Spirituality is in. Across the American culture there are very few things as in vogue. People are flocking towards it in the 2000’s like they did Elvis in the 1950’s or hammer pants in the 1980’s. Everywhere you look you can see some form of spiritual expression. It shows up on TV, on the best sellers list, in movies, and through the ever increasing popularity of spiritual groups. Spirituality has busted out like the next Hunger Games movie or the new American Idol winner. It seems that people in search of spirituality are moving away from Christianity. The problem is not with the lack of spirituality involved in Christianity itself but rather that this spirituality has been sucked out of the church in America. Therefore, it has become uninteresting and uninviting to the people who are looking for a spiritual “fix.” This series of sermons examines the true spirituality of Christianity with the goal of showing people that Christianity offers more.

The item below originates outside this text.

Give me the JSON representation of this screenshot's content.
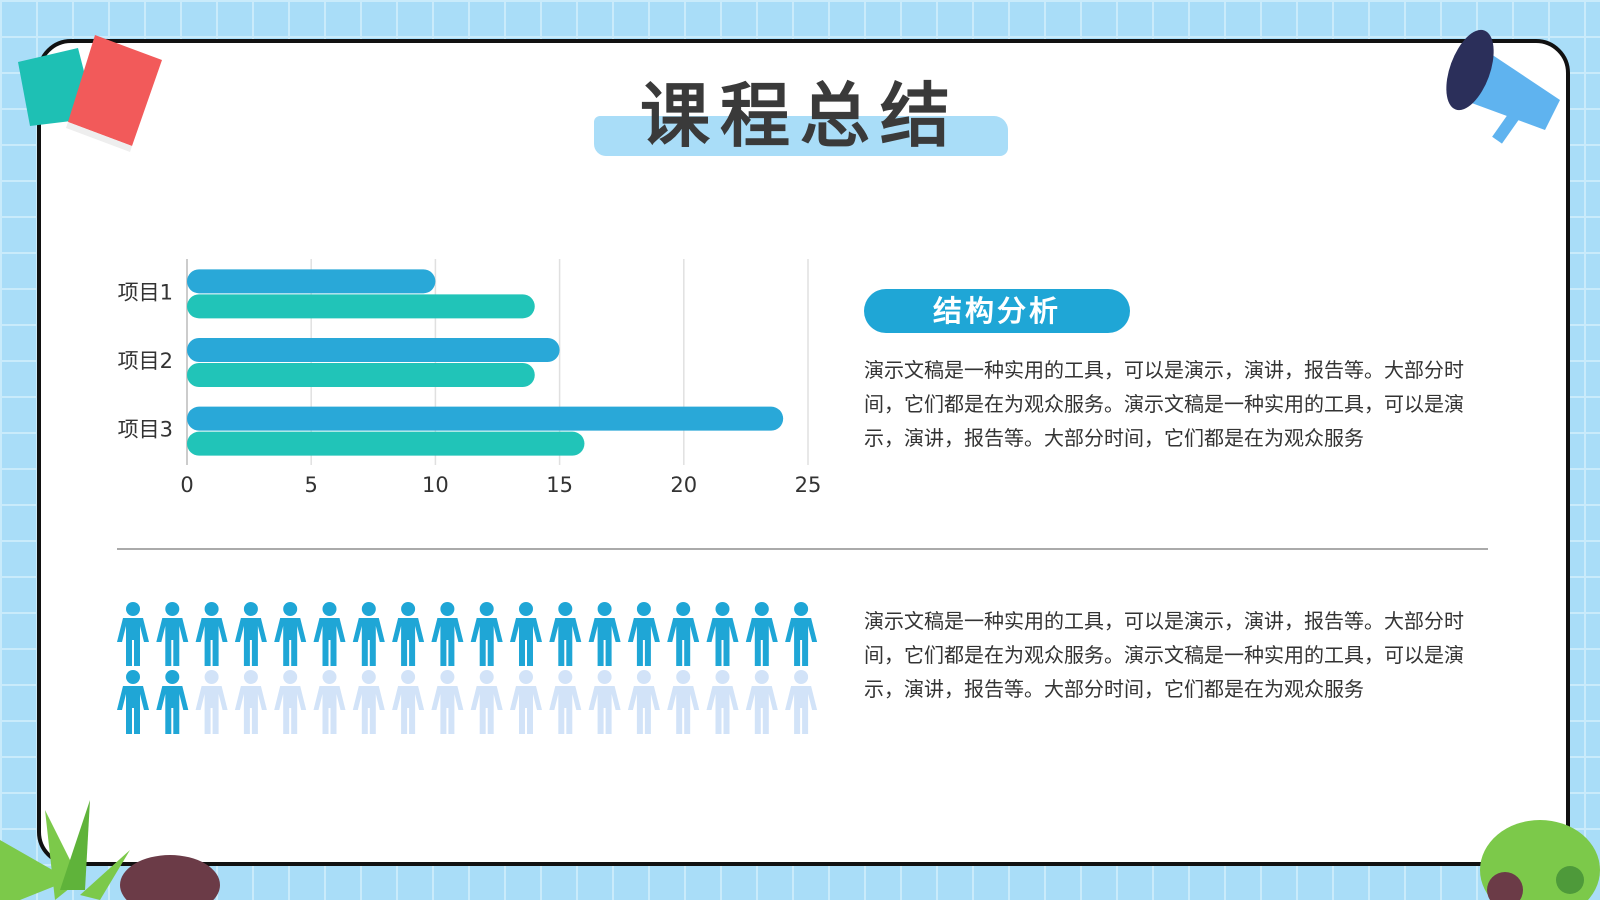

It seems, in our current culture, one of the worst things someone can be called is “judgmental.” Sadly, this label often given to anyone who declares a belief in a moral standard; Christians are constantly called judgmental. People are reacting to this in one of two ways: They get louder and angrier – seemingly more judgmental – or they stop talking about right and wrong altogether. The average person intuitively understands that these common, yet extreme approaches are both flawed. People shouldn’t yell at everyone who does something they don’t like; people shouldn’t accept everything that everyone does as good. The Bible offers a complex solution to this tension. This series of sermons aims to teach what the Bible says about judging others.
In a world that offers plenty to worry about, worry plagues almost everyone. This is troubling, especially because worry brings with it a wide variety of physical, emotional, and spiritual dangers. While the average person won’t consider it’s dangerous side affects, most would love to remove worry from their lives, but because of it’s universality, most see no hope in ridding themselves of this negative emotional. This series of sermons teaches listeners Jesus’ tips on living a worry-free life.
After C.S. Lewis’ wife died he penned the following words which were published in the book A Grief Observed: Meanwhile, where is God? This is one of the most disquieting symptoms. When you are happy, so happy…and turn to Him with gratitude and praise, you will be—or so it feels—welcomed with open arms. But go to Him when your need is desperate, when all other help is vain, and what do you ﬁnd? A door slammed in your face… Most who have grieved have felt/thought something similar and wondered where God has gone. This series of sermons is a biblical response to the thoughts, feelings, and questions of our pastor and his wife as they grieved two miscarriages in one year (watch the video below for an explanation in our pastor’s words). All of the sermons point to one truth: In the midst of grief, God can be found.
These days a lot of people are asking the same question, What is love? For many this questions is asked because they don’t want their baby, or anyone else, to hurt them no more…no more. Truthfully, almost everyone, at some point, has played their heart while another played their game and…it gave love a bad name. Yes, sometimes love stinks. But, some choose to ride the love roller coaster anyway. They search everywhere for this crazy thing called love. They have allowed themselves to be prisoners of love. They are addicted to love. But, deep in their soul, they know that they’ve lost that lovin’ feeling…oh that loving feeling. But, lets return the commonly asked question, What is love? Maybe, this crazy little thing called love is not so bad after all. Maybe love seems to bite, only because we have a poor vision of love. Perhaps there is a groovy kind of love, an endless love. What if, instead of thinking we love somebody, but wanting to know for sure, we could be certain? What if, instead of musing, I want to know what love is, we could define it in tangible ways – ways that we could live out. If this were true, perhaps then, we could see the power of love.